Hörverluste durch sensorineurale Ursachen sind meist endgültig, da zerstörte Sinneszellen bei Säugetieren nicht regenerationsfähig sind.

Ein Hörverlust nach einem kurzen Knalltrauma ist dagegen meist reversibel.

Diagnose

Bei der Untersuchung des Hörvermögens werden in erster Linie „Hörtests“ eingesetzt. Das Ansprechen des Hundes durch den für ihn nicht sichtbaren Besitzer in verschiedenen Lautstärken wäre eine Möglichkeit. Man beobachtet die Reaktion des Tieres und schließt so auf sein Hörvermögen. Bei „normal“ hörenden Tieren gelingt dies auch meist problemlos. Taube Tiere stehen über ihre noch funktionierenden Sinne mit ihrer Umwelt in Kontakt, d.h. sie reagieren eventuell auf andere Reize wie z.B. auf Bewegungen der rufenden Person oder auf Vibrationen. Es ist daher zweckmäßig, dass der Hund die rufende Person nicht im Blickfeld hat!
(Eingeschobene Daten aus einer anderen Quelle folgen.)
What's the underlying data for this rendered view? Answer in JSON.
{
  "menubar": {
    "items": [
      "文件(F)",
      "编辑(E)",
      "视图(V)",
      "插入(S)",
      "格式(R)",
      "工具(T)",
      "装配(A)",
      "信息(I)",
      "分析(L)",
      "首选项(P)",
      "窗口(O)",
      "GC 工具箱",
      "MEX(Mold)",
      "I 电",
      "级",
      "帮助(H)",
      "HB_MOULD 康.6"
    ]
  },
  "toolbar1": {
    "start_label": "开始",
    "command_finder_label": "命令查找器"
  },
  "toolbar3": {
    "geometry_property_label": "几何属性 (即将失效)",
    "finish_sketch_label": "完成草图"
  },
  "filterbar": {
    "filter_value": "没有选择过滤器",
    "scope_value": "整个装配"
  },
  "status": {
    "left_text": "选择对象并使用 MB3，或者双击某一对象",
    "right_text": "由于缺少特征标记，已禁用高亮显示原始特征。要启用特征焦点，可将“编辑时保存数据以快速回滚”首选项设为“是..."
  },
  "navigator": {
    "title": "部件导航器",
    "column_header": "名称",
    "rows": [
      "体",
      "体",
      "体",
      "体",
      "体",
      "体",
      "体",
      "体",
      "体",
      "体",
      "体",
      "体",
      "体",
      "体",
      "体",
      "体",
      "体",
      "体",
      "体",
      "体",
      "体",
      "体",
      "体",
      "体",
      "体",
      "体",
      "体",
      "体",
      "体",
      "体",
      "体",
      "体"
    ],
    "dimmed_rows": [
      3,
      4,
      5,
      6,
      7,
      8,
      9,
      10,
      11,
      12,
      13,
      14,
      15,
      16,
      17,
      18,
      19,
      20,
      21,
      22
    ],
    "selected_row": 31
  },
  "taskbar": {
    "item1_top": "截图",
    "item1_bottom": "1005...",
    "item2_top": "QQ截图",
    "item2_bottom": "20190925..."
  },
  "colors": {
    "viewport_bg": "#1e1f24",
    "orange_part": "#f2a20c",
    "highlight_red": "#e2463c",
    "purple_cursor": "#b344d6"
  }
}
Eine weitere und exakte Möglichkeit der Abklärung des Hörvermögens besteht in der Hirnstamm-Audiometrie. Diese Untersuchung wird in der Regel nur an größeren Tierkliniken angeboten. Bei dieser Untersuchung wird das Innenohr mittels Klick-Tönen in verschiedenen Lautstärken stimuliert. Die ausgelösten Nervenpotentiale laufen über bestimmte anatomische Stationen bis ins Gehirn. Über Hautelektroden werden diese Potentiale aufgezeichnet. Aus dem typischen Kurvenverlauf lässt sich nachweisen, ob der Hund hört oder nicht.
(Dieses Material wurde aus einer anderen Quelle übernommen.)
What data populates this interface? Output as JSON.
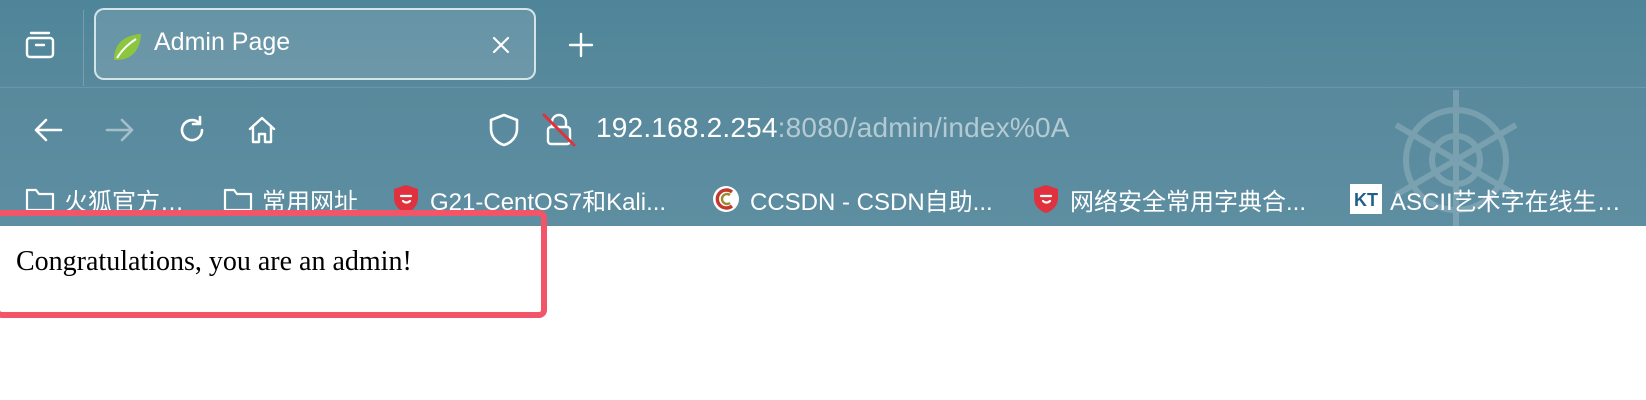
{
  "window": {
    "tab": {
      "title": "Admin Page",
      "favicon": "spring-leaf-icon",
      "close_icon": "close-icon"
    },
    "tab_list_icon": "tab-list-icon",
    "new_tab_icon": "plus-icon"
  },
  "nav": {
    "back_icon": "arrow-left-icon",
    "forward_icon": "arrow-right-icon",
    "reload_icon": "reload-icon",
    "home_icon": "home-icon",
    "security_icon": "shield-icon",
    "lock_icon": "insecure-lock-icon",
    "url_host": "192.168.2.254",
    "url_rest": ":8080/admin/index%0A"
  },
  "bookmarks": [
    {
      "label": "火狐官方站点",
      "icon": "folder-icon"
    },
    {
      "label": "常用网址",
      "icon": "folder-icon"
    },
    {
      "label": "G21-CentOS7和Kali...",
      "icon": "shield-badge-icon"
    },
    {
      "label": "CCSDN - CSDN自助...",
      "icon": "c-logo-icon"
    },
    {
      "label": "网络安全常用字典合...",
      "icon": "shield-badge-icon"
    },
    {
      "label": "ASCII艺术字在线生成 ...",
      "icon": "kt-logo-icon"
    }
  ],
  "page": {
    "message": "Congratulations, you are an admin!"
  },
  "colors": {
    "toolbar": "#5a8c9f",
    "highlight": "#f25468",
    "bookmark_red": "#e0323e"
  }
}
Eine Behinderung der Schallleitung (konduktive Taubheit) bei Otitis media oder interna, bei Trommelfellperforationen etc. kann durch bildgebende Verfahren wie Röntgen, Computertomographie (CT) oder Magnetresonanztomographie (MRT) diagnostiziert werden.

Therapie

Im Rahmen einer Therapie sind – wenn möglich, ursächliche Erkrankungen zu behandeln. Dies ist in der Regel bei Störungen der Schallleitung der Fall. Anders verhält es sich bei der angeborenen Taubheit bzw. der Altersschwerhörigkeit.
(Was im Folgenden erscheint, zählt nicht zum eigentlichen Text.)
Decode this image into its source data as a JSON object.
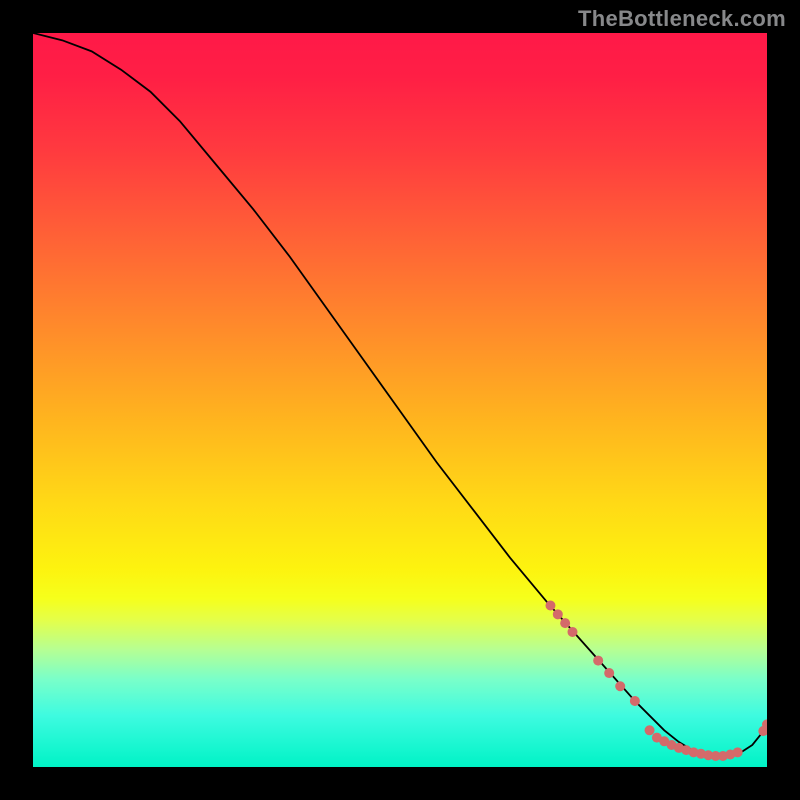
{
  "watermark": "TheBottleneck.com",
  "colors": {
    "page_bg": "#000000",
    "watermark": "#87888a",
    "curve": "#000000",
    "dot": "#d46a6a"
  },
  "chart_data": {
    "type": "line",
    "title": "",
    "xlabel": "",
    "ylabel": "",
    "xlim": [
      0,
      100
    ],
    "ylim": [
      0,
      100
    ],
    "grid": false,
    "legend": false,
    "series": [
      {
        "name": "bottleneck-curve",
        "x": [
          0,
          4,
          8,
          12,
          16,
          20,
          25,
          30,
          35,
          40,
          45,
          50,
          55,
          60,
          65,
          70,
          74,
          78,
          82,
          86,
          88,
          90,
          92,
          94,
          96,
          98,
          100
        ],
        "y": [
          100,
          99,
          97.5,
          95,
          92,
          88,
          82,
          76,
          69.5,
          62.5,
          55.5,
          48.5,
          41.5,
          35,
          28.5,
          22.5,
          18,
          13.5,
          9,
          5,
          3.4,
          2.2,
          1.6,
          1.4,
          1.7,
          3.0,
          5.5
        ]
      }
    ],
    "markers": [
      {
        "x": 70.5,
        "y": 22.0
      },
      {
        "x": 71.5,
        "y": 20.8
      },
      {
        "x": 72.5,
        "y": 19.6
      },
      {
        "x": 73.5,
        "y": 18.4
      },
      {
        "x": 77.0,
        "y": 14.5
      },
      {
        "x": 78.5,
        "y": 12.8
      },
      {
        "x": 80.0,
        "y": 11.0
      },
      {
        "x": 82.0,
        "y": 9.0
      },
      {
        "x": 84.0,
        "y": 5.0
      },
      {
        "x": 85.0,
        "y": 4.0
      },
      {
        "x": 86.0,
        "y": 3.5
      },
      {
        "x": 87.0,
        "y": 3.0
      },
      {
        "x": 88.0,
        "y": 2.6
      },
      {
        "x": 89.0,
        "y": 2.3
      },
      {
        "x": 90.0,
        "y": 2.0
      },
      {
        "x": 91.0,
        "y": 1.8
      },
      {
        "x": 92.0,
        "y": 1.6
      },
      {
        "x": 93.0,
        "y": 1.5
      },
      {
        "x": 94.0,
        "y": 1.5
      },
      {
        "x": 95.0,
        "y": 1.7
      },
      {
        "x": 96.0,
        "y": 2.0
      },
      {
        "x": 99.5,
        "y": 4.9
      },
      {
        "x": 100.0,
        "y": 5.8
      }
    ],
    "gradient_stops": [
      {
        "pos": 0.0,
        "color": "#ff1948"
      },
      {
        "pos": 0.3,
        "color": "#ff6a33"
      },
      {
        "pos": 0.55,
        "color": "#ffc41c"
      },
      {
        "pos": 0.74,
        "color": "#fdf30f"
      },
      {
        "pos": 0.84,
        "color": "#b6ff93"
      },
      {
        "pos": 1.0,
        "color": "#00f3c6"
      }
    ]
  }
}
Die angeborene Taubheit kann durch züchterische Massnahmen eingeschränkt werden. Allerdings lassen sich Hunde sehr gut auf Handsignale trainieren oder mit Hilfe von blinkenden Lichtquellen leiten. Es ist nur der Wille, den Zusatzaufwand auf sich zu nehmen, sowie etwas Geduld seitens des Besitzers nötig, denn ein tauber Hund ist in seiner Lebensqualität kaum beeinträchtigt, vor allem hat er deshalb keine reduzierte Gehirnleistung. Seh- und vor allem Geruchssinn helfen ihm, auch ohne Gehör durch seinen Hundealltag zu kommen!